Ainda sobre o comboio de tempestades, o presidente da APS lamentou que continue a existir um grande número de negócios e famílias sem seguro, alertando para a necessidade de alterar esta realidade.

Para o responsável, “a ideia de um Estado benfeitor”, que vai “assumir ou ajudar sempre que alguém tem um infortúnio”, não ajuda a esta mudança de mentalidade. “Temos é de sensibilizar a população que tem que tomar conta do seu património. Se tem património, tem também a possibilidade de tomar conta do seu património e não estar à espera de uma terceira entidade para fazer com ele”, argumenta.

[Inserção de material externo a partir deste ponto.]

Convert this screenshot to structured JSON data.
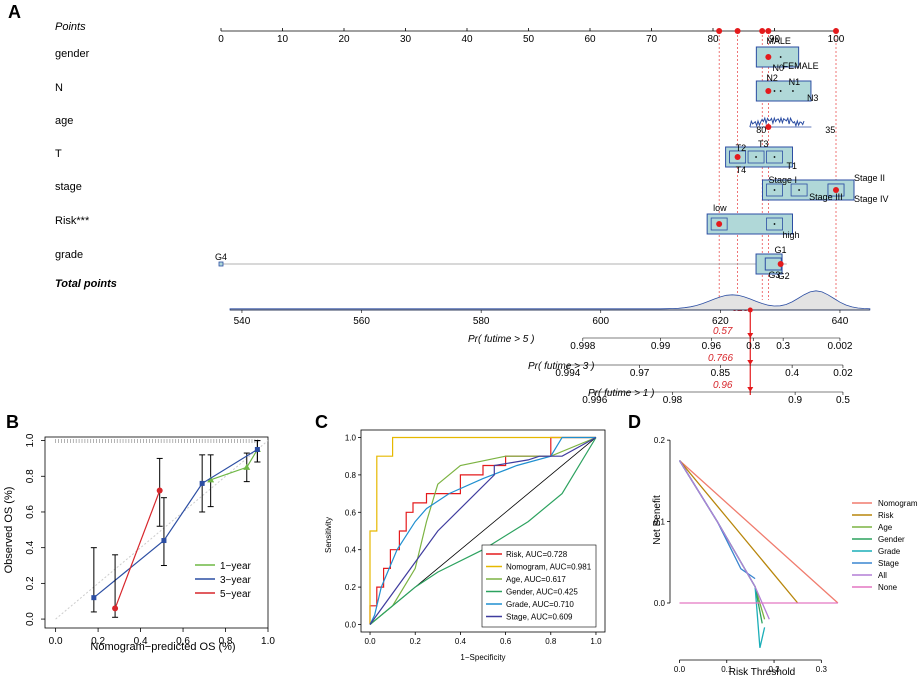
{
  "panel_labels": [
    "A",
    "B",
    "C",
    "D"
  ],
  "chart_data": [
    {
      "type": "nomogram",
      "panel": "A",
      "points_label": "Points",
      "points_ticks": [
        "0",
        "10",
        "20",
        "30",
        "40",
        "50",
        "60",
        "70",
        "80",
        "90",
        "100"
      ],
      "points_values": [
        0,
        10,
        20,
        30,
        40,
        50,
        60,
        70,
        80,
        90,
        100
      ],
      "selected_points": [
        81,
        84,
        88,
        89,
        100
      ],
      "variables": [
        {
          "name": "gender",
          "levels": [
            "MALE",
            "FEMALE"
          ],
          "level_points": [
            89,
            91
          ],
          "selected": 89
        },
        {
          "name": "N",
          "levels": [
            "N2",
            "N1",
            "N3",
            "N0"
          ],
          "level_points": [
            89,
            91,
            93,
            90
          ],
          "selected": 89
        },
        {
          "name": "age",
          "levels": [
            "80",
            "35"
          ],
          "level_points": [
            88,
            95
          ],
          "selected": 89
        },
        {
          "name": "T",
          "levels": [
            "T2",
            "T3",
            "T4",
            "T1"
          ],
          "level_points": [
            84,
            87,
            84,
            90
          ],
          "selected": 84
        },
        {
          "name": "stage",
          "levels": [
            "Stage I",
            "Stage II",
            "Stage III",
            "Stage IV"
          ],
          "level_points": [
            90,
            100,
            94,
            100
          ],
          "selected": 100
        },
        {
          "name": "Risk***",
          "levels": [
            "low",
            "high"
          ],
          "level_points": [
            81,
            90
          ],
          "selected": 81
        },
        {
          "name": "grade",
          "levels": [
            "G4",
            "G1",
            "G3",
            "G2"
          ],
          "level_points": [
            0,
            92,
            90,
            91
          ],
          "selected": 91
        }
      ],
      "total_points_label": "Total points",
      "total_ticks": [
        "540",
        "560",
        "580",
        "600",
        "620",
        "640"
      ],
      "total_values": [
        540,
        560,
        580,
        600,
        620,
        640
      ],
      "total_selected": 625,
      "total_selected_label": "625",
      "probabilities": [
        {
          "label": "Pr( futime > 5 )",
          "value_label": "0.57",
          "ticks": [
            "0.998",
            "0.99",
            "0.96",
            "0.8",
            "0.3",
            "0.002"
          ],
          "tick_totals": [
            597,
            610,
            618.5,
            625.5,
            630.5,
            640
          ]
        },
        {
          "label": "Pr( futime > 3 )",
          "value_label": "0.766",
          "ticks": [
            "0.994",
            "0.97",
            "0.85",
            "0.4",
            "0.02"
          ],
          "tick_totals": [
            594.5,
            606.5,
            620,
            632,
            640.5
          ]
        },
        {
          "label": "Pr( futime > 1 )",
          "value_label": "0.96",
          "ticks": [
            "0.996",
            "0.98",
            "0.9",
            "0.5"
          ],
          "tick_totals": [
            599,
            612,
            632.5,
            640.5
          ]
        }
      ]
    },
    {
      "type": "line",
      "panel": "B",
      "title": "",
      "xlabel": "Nomogram−predicted OS (%)",
      "ylabel": "Observed OS (%)",
      "xlim": [
        0,
        1
      ],
      "ylim": [
        0,
        1
      ],
      "x_ticks": [
        "0.0",
        "0.2",
        "0.4",
        "0.6",
        "0.8",
        "1.0"
      ],
      "y_ticks": [
        "0.0",
        "0.2",
        "0.4",
        "0.6",
        "0.8",
        "1.0"
      ],
      "series": [
        {
          "name": "1−year",
          "color": "#6fb845",
          "x": [
            0.73,
            0.9,
            0.95
          ],
          "y": [
            0.78,
            0.85,
            0.95
          ],
          "lo": [
            0.63,
            0.77,
            0.88
          ],
          "hi": [
            0.92,
            0.93,
            1.0
          ]
        },
        {
          "name": "3−year",
          "color": "#2c4ea3",
          "x": [
            0.18,
            0.51,
            0.69,
            0.95
          ],
          "y": [
            0.12,
            0.44,
            0.76,
            0.95
          ],
          "lo": [
            0.04,
            0.3,
            0.6,
            0.88
          ],
          "hi": [
            0.4,
            0.68,
            0.92,
            1.0
          ]
        },
        {
          "name": "5−year",
          "color": "#d7262b",
          "x": [
            0.28,
            0.49
          ],
          "y": [
            0.06,
            0.72
          ],
          "lo": [
            0.01,
            0.52
          ],
          "hi": [
            0.36,
            0.9
          ]
        }
      ]
    },
    {
      "type": "roc",
      "panel": "C",
      "xlabel": "1−Specificity",
      "ylabel": "Sensitivity",
      "xlim": [
        0,
        1
      ],
      "ylim": [
        0,
        1
      ],
      "x_ticks": [
        "0.0",
        "0.2",
        "0.4",
        "0.6",
        "0.8",
        "1.0"
      ],
      "y_ticks": [
        "0.0",
        "0.2",
        "0.4",
        "0.6",
        "0.8",
        "1.0"
      ],
      "series": [
        {
          "name": "Risk, AUC=0.728",
          "color": "#e41a1c",
          "x": [
            0,
            0,
            0.03,
            0.03,
            0.06,
            0.06,
            0.09,
            0.09,
            0.13,
            0.13,
            0.16,
            0.16,
            0.19,
            0.19,
            0.25,
            0.25,
            0.4,
            0.4,
            0.5,
            0.5,
            0.6,
            0.6,
            0.8,
            0.8,
            1
          ],
          "y": [
            0,
            0.1,
            0.1,
            0.2,
            0.2,
            0.3,
            0.3,
            0.4,
            0.4,
            0.5,
            0.5,
            0.6,
            0.6,
            0.65,
            0.65,
            0.7,
            0.7,
            0.8,
            0.8,
            0.85,
            0.85,
            0.9,
            0.9,
            1,
            1
          ]
        },
        {
          "name": "Nomogram, AUC=0.981",
          "color": "#e6b800",
          "x": [
            0,
            0,
            0.03,
            0.03,
            0.1,
            0.1,
            1
          ],
          "y": [
            0,
            0.5,
            0.5,
            0.9,
            0.9,
            1,
            1
          ]
        },
        {
          "name": "Age, AUC=0.617",
          "color": "#7cb342",
          "x": [
            0,
            0.05,
            0.1,
            0.2,
            0.25,
            0.3,
            0.4,
            0.6,
            0.8,
            1
          ],
          "y": [
            0,
            0.05,
            0.1,
            0.3,
            0.55,
            0.75,
            0.85,
            0.9,
            0.9,
            1
          ]
        },
        {
          "name": "Gender, AUC=0.425",
          "color": "#2ca25f",
          "x": [
            0,
            0.05,
            0.1,
            0.15,
            0.2,
            0.3,
            0.5,
            0.7,
            0.85,
            1
          ],
          "y": [
            0,
            0.05,
            0.1,
            0.15,
            0.2,
            0.28,
            0.4,
            0.55,
            0.7,
            1
          ]
        },
        {
          "name": "Grade, AUC=0.710",
          "color": "#1f8fd0",
          "x": [
            0,
            0.02,
            0.05,
            0.12,
            0.2,
            0.25,
            0.35,
            0.5,
            0.65,
            0.8,
            0.85,
            1
          ],
          "y": [
            0,
            0.05,
            0.2,
            0.4,
            0.55,
            0.62,
            0.7,
            0.78,
            0.85,
            0.9,
            1,
            1
          ]
        },
        {
          "name": "Stage, AUC=0.609",
          "color": "#3f3c9e",
          "x": [
            0,
            0.3,
            0.55,
            0.55,
            0.7,
            0.75,
            0.85,
            1
          ],
          "y": [
            0,
            0.5,
            0.8,
            0.85,
            0.88,
            0.9,
            0.9,
            1
          ]
        }
      ]
    },
    {
      "type": "line",
      "panel": "D",
      "xlabel": "Risk Threshold",
      "ylabel": "Net Benefit",
      "xlim": [
        -0.02,
        0.35
      ],
      "ylim": [
        -0.07,
        0.21
      ],
      "x_ticks": [
        "0.0",
        "0.1",
        "0.2",
        "0.3"
      ],
      "x_tick_values": [
        0,
        0.1,
        0.2,
        0.3
      ],
      "y_ticks": [
        "0.0",
        "0.1",
        "0.2"
      ],
      "y_tick_values": [
        0,
        0.1,
        0.2
      ],
      "series": [
        {
          "name": "Nomogram",
          "color": "#f07c6e",
          "x": [
            0,
            0.335
          ],
          "y": [
            0.175,
            0.0
          ]
        },
        {
          "name": "Risk",
          "color": "#b8860b",
          "x": [
            0,
            0.1,
            0.25
          ],
          "y": [
            0.175,
            0.105,
            0.0
          ]
        },
        {
          "name": "Age",
          "color": "#7cb342",
          "x": [
            0,
            0.08,
            0.12,
            0.16,
            0.18
          ],
          "y": [
            0.175,
            0.1,
            0.06,
            0.02,
            -0.02
          ]
        },
        {
          "name": "Gender",
          "color": "#2ca25f",
          "x": [
            0,
            0.08,
            0.12,
            0.16,
            0.175
          ],
          "y": [
            0.175,
            0.1,
            0.06,
            0.02,
            -0.025
          ]
        },
        {
          "name": "Grade",
          "color": "#1aaeb8",
          "x": [
            0,
            0.08,
            0.12,
            0.16,
            0.17,
            0.18
          ],
          "y": [
            0.175,
            0.1,
            0.06,
            0.02,
            -0.055,
            -0.03
          ]
        },
        {
          "name": "Stage",
          "color": "#3a86d0",
          "x": [
            0,
            0.08,
            0.13,
            0.16
          ],
          "y": [
            0.175,
            0.1,
            0.042,
            0.03
          ]
        },
        {
          "name": "All",
          "color": "#b37fd6",
          "x": [
            0,
            0.08,
            0.12,
            0.16,
            0.19
          ],
          "y": [
            0.175,
            0.1,
            0.06,
            0.02,
            -0.02
          ]
        },
        {
          "name": "None",
          "color": "#e377c2",
          "x": [
            0,
            0.335
          ],
          "y": [
            0.0,
            0.0
          ]
        }
      ]
    }
  ]
}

Sobre a resposta do setor aos sinistros, José Galamba de Oliveira admitiu que se pode fazer melhor, mas “não há nenhuma organização preparada para este pico de sinistros”. Fazendo um ponto de situação, Galamba de Oliveira explica que, à data de 15 de junho, 85% das participações relativas a habitações estavam encerradas.

O presidente da APS explicou ainda que apesar de as habitações dizerem respeito a 80% a 85% dos sinistros, enquanto a parte dos negócios representa 10%, em termos de volume, a divisão é pela metade. No que diz respeito aos sinistros de empresas, o presidente da APS admite que 60% ainda não estão concluídos, referindo que se tratam de sinistros grandes e complexos.

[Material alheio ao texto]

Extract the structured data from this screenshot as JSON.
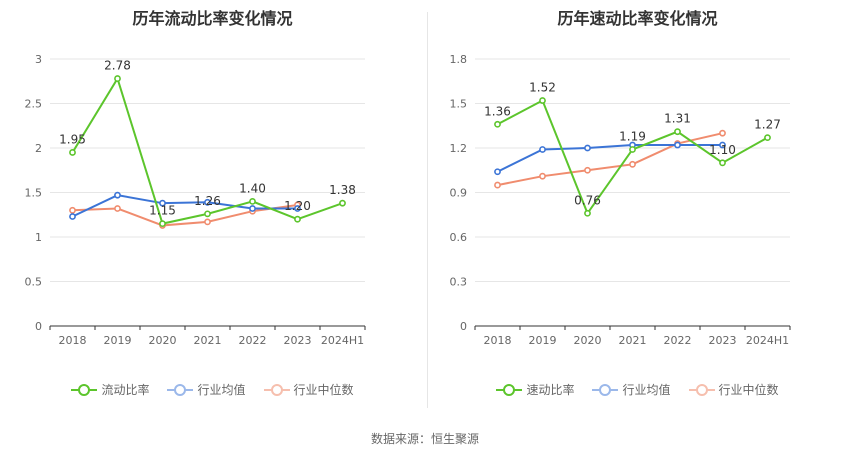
{
  "source": "数据来源：恒生聚源",
  "colors": {
    "main_green": "#5cc52c",
    "industry_avg_blue": "#3b74d6",
    "industry_median_orange": "#f08c6e",
    "legend_avg_faded": "#9bb8ea",
    "legend_median_faded": "#f6bfae",
    "grid": "#e6e6e6",
    "axis": "#666666",
    "label": "#333333"
  },
  "chart_data": [
    {
      "type": "line",
      "title": "历年流动比率变化情况",
      "categories": [
        "2018",
        "2019",
        "2020",
        "2021",
        "2022",
        "2023",
        "2024H1"
      ],
      "ylim": [
        0,
        3
      ],
      "yticks": [
        0,
        0.5,
        1,
        1.5,
        2,
        2.5,
        3
      ],
      "ytick_labels": [
        "0",
        "0.5",
        "1",
        "1.5",
        "2",
        "2.5",
        "3"
      ],
      "grid": true,
      "legend_position": "bottom-center",
      "series": [
        {
          "name": "流动比率",
          "color_key": "main_green",
          "values": [
            1.95,
            2.78,
            1.15,
            1.26,
            1.4,
            1.2,
            1.38
          ],
          "labels": [
            "1.95",
            "2.78",
            "1.15",
            "1.26",
            "1.40",
            "1.20",
            "1.38"
          ]
        },
        {
          "name": "行业均值",
          "color_key": "industry_avg_blue",
          "values": [
            1.23,
            1.47,
            1.38,
            1.39,
            1.32,
            1.32,
            null
          ]
        },
        {
          "name": "行业中位数",
          "color_key": "industry_median_orange",
          "values": [
            1.3,
            1.32,
            1.13,
            1.17,
            1.29,
            1.36,
            null
          ]
        }
      ]
    },
    {
      "type": "line",
      "title": "历年速动比率变化情况",
      "categories": [
        "2018",
        "2019",
        "2020",
        "2021",
        "2022",
        "2023",
        "2024H1"
      ],
      "ylim": [
        0,
        1.8
      ],
      "yticks": [
        0,
        0.3,
        0.6,
        0.9,
        1.2,
        1.5,
        1.8
      ],
      "ytick_labels": [
        "0",
        "0.3",
        "0.6",
        "0.9",
        "1.2",
        "1.5",
        "1.8"
      ],
      "grid": true,
      "legend_position": "bottom-center",
      "series": [
        {
          "name": "速动比率",
          "color_key": "main_green",
          "values": [
            1.36,
            1.52,
            0.76,
            1.19,
            1.31,
            1.1,
            1.27
          ],
          "labels": [
            "1.36",
            "1.52",
            "0.76",
            "1.19",
            "1.31",
            "1.10",
            "1.27"
          ]
        },
        {
          "name": "行业均值",
          "color_key": "industry_avg_blue",
          "values": [
            1.04,
            1.19,
            1.2,
            1.22,
            1.22,
            1.22,
            null
          ]
        },
        {
          "name": "行业中位数",
          "color_key": "industry_median_orange",
          "values": [
            0.95,
            1.01,
            1.05,
            1.09,
            1.23,
            1.3,
            null
          ]
        }
      ]
    }
  ]
}
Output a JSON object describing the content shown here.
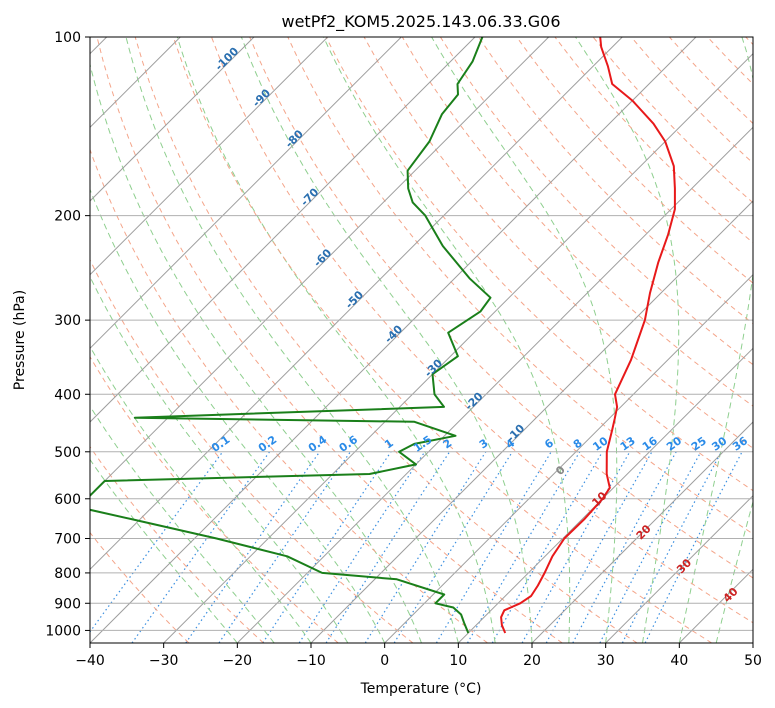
{
  "chart_data": {
    "type": "line",
    "title": "wetPf2_KOM5.2025.143.06.33.G06",
    "xlabel": "Temperature (°C)",
    "ylabel": "Pressure (hPa)",
    "xlim": [
      -40,
      50
    ],
    "ylim": [
      1050,
      100
    ],
    "y_scale": "log",
    "skew": "45-degree skewed temperature lines",
    "grid": true,
    "x_ticks": [
      "−40",
      "−30",
      "−20",
      "−10",
      "0",
      "10",
      "20",
      "30",
      "40",
      "50"
    ],
    "y_ticks": [
      "100",
      "200",
      "300",
      "400",
      "500",
      "600",
      "700",
      "800",
      "900",
      "1000"
    ],
    "colors": {
      "temperature": "#e8191a",
      "dewpoint": "#1a7f1a",
      "isotherm": "#9e9e9e",
      "dry_adiabat": "#f4a58a",
      "moist_adiabat": "#8fcf8f",
      "mixing_ratio": "#3b8fe0",
      "isotherm_label": "#2a6fb0",
      "mr_label": "#2a8be8",
      "theta_label": "#cc2222"
    },
    "series": [
      {
        "name": "temperature",
        "points": [
          [
            15.0,
            1010
          ],
          [
            13.5,
            980
          ],
          [
            12.3,
            950
          ],
          [
            11.8,
            925
          ],
          [
            13.0,
            900
          ],
          [
            13.5,
            875
          ],
          [
            13.0,
            840
          ],
          [
            12.2,
            800
          ],
          [
            11.0,
            750
          ],
          [
            10.2,
            700
          ],
          [
            10.3,
            650
          ],
          [
            10.0,
            600
          ],
          [
            9.5,
            575
          ],
          [
            7.2,
            545
          ],
          [
            4.2,
            500
          ],
          [
            2.0,
            460
          ],
          [
            0.8,
            440
          ],
          [
            -0.5,
            420
          ],
          [
            -2.5,
            400
          ],
          [
            -5.0,
            350
          ],
          [
            -8.5,
            300
          ],
          [
            -11.5,
            270
          ],
          [
            -14.5,
            240
          ],
          [
            -17.0,
            215
          ],
          [
            -19.5,
            195
          ],
          [
            -22.3,
            180
          ],
          [
            -25.5,
            165
          ],
          [
            -30.0,
            150
          ],
          [
            -34.0,
            140
          ],
          [
            -40.0,
            128
          ],
          [
            -45.0,
            120
          ],
          [
            -48.0,
            112
          ],
          [
            -51.5,
            104
          ],
          [
            -53.0,
            100
          ]
        ]
      },
      {
        "name": "dewpoint",
        "points": [
          [
            10.0,
            1010
          ],
          [
            8.0,
            970
          ],
          [
            6.5,
            940
          ],
          [
            4.5,
            915
          ],
          [
            1.5,
            900
          ],
          [
            1.5,
            870
          ],
          [
            -7.0,
            820
          ],
          [
            -18.0,
            800
          ],
          [
            -25.0,
            750
          ],
          [
            -37.0,
            700
          ],
          [
            -51.0,
            650
          ],
          [
            -60.0,
            620
          ],
          [
            -60.0,
            560
          ],
          [
            -25.0,
            545
          ],
          [
            -20.0,
            525
          ],
          [
            -24.0,
            500
          ],
          [
            -23.0,
            485
          ],
          [
            -18.5,
            470
          ],
          [
            -26.0,
            445
          ],
          [
            -64.5,
            438
          ],
          [
            -24.0,
            420
          ],
          [
            -27.0,
            400
          ],
          [
            -30.0,
            370
          ],
          [
            -29.0,
            345
          ],
          [
            -33.5,
            315
          ],
          [
            -32.0,
            290
          ],
          [
            -32.5,
            275
          ],
          [
            -38.0,
            255
          ],
          [
            -46.0,
            225
          ],
          [
            -52.5,
            200
          ],
          [
            -56.0,
            190
          ],
          [
            -58.5,
            180
          ],
          [
            -61.0,
            168
          ],
          [
            -62.0,
            150
          ],
          [
            -64.0,
            135
          ],
          [
            -64.5,
            125
          ],
          [
            -66.0,
            120
          ],
          [
            -67.0,
            110
          ],
          [
            -69.0,
            100
          ]
        ]
      }
    ],
    "isotherm_labels": [
      "-100",
      "-90",
      "-80",
      "-70",
      "-60",
      "-50",
      "-40",
      "-30",
      "-20",
      "-10"
    ],
    "mixing_ratio_labels": [
      "0.1",
      "0.2",
      "0.4",
      "0.6",
      "1",
      "1.5",
      "2",
      "3",
      "4",
      "6",
      "8",
      "10",
      "13",
      "16",
      "20",
      "25",
      "30",
      "36"
    ],
    "theta_labels": [
      "0",
      "10",
      "20",
      "30",
      "40"
    ]
  }
}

José Galamba de Oliveira, Presidente da Associação de Portuguesa de Seguradores (APS), no Fórum Nacional de Seguros 2026Pedro Granadeiro/ECO

Menor crescimento nos seguros de saúde, mais no ramo vida

José Galamba de Oliveira assumiu ainda que o “ano está a correr bem” para o setor, com um crescimento dos prémios muito em linha com o ano passado, no qual o ramo não vida está a crescer quase 10%.

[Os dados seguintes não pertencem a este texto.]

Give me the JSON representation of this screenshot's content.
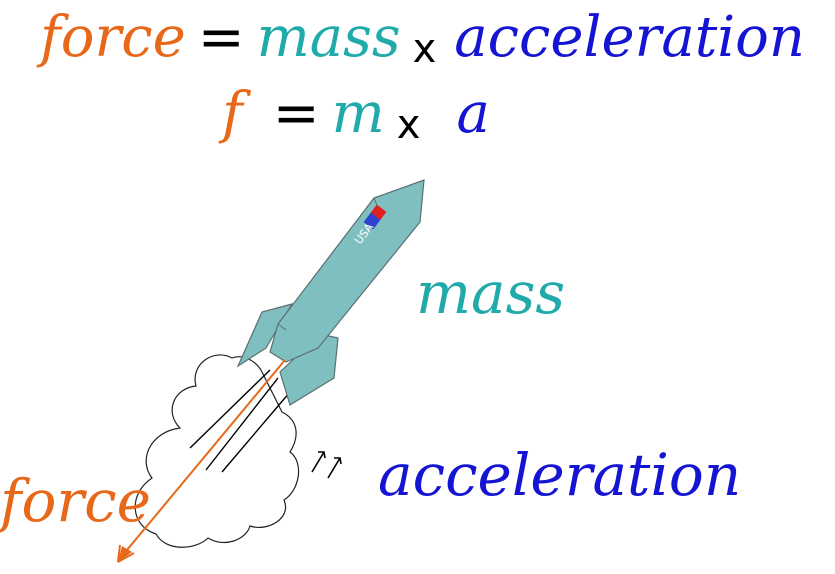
{
  "equations": {
    "full": {
      "force": "force",
      "equals": "=",
      "mass": "mass",
      "times": "x",
      "acceleration": "acceleration"
    },
    "short": {
      "force": "f",
      "equals": "=",
      "mass": "m",
      "times": "x",
      "acceleration": "a"
    }
  },
  "labels": {
    "mass": "mass",
    "force": "force",
    "acceleration": "acceleration"
  },
  "rocket": {
    "body_text": "USA"
  },
  "colors": {
    "force": "#e8681a",
    "mass": "#21aaaa",
    "acceleration": "#1414d2",
    "operator": "#000000",
    "rocket_fill": "#7fbfbf",
    "rocket_stroke": "#5a6f6f",
    "flag_red": "#e02020",
    "flag_blue": "#3040d0"
  }
}
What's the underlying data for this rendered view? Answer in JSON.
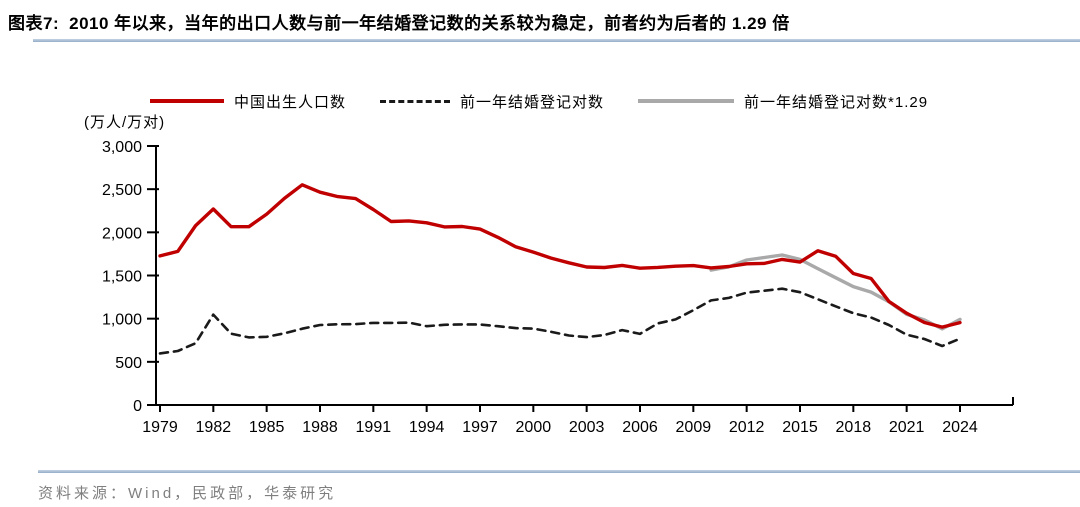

“A grande novidade é que ritmo de crescimento dos seguros de saúde é menor que em 2025 e que em 2024, com um crescimento de 8% a 9%”, explicou. “Há renovações todos os anos, mas o número de novos beneficiários não está a crescer tanto”. Já o ramo automóvel surge a crescer acima de 10%.

O ramo vida, acrescenta, está crescer acima valores ano passado. Uma subida explicada pelos seguros vida risco, que crescem mais de 10%, um efeito associado ao crédito à habitação. “É por aí que vem crescimento deste seguro”.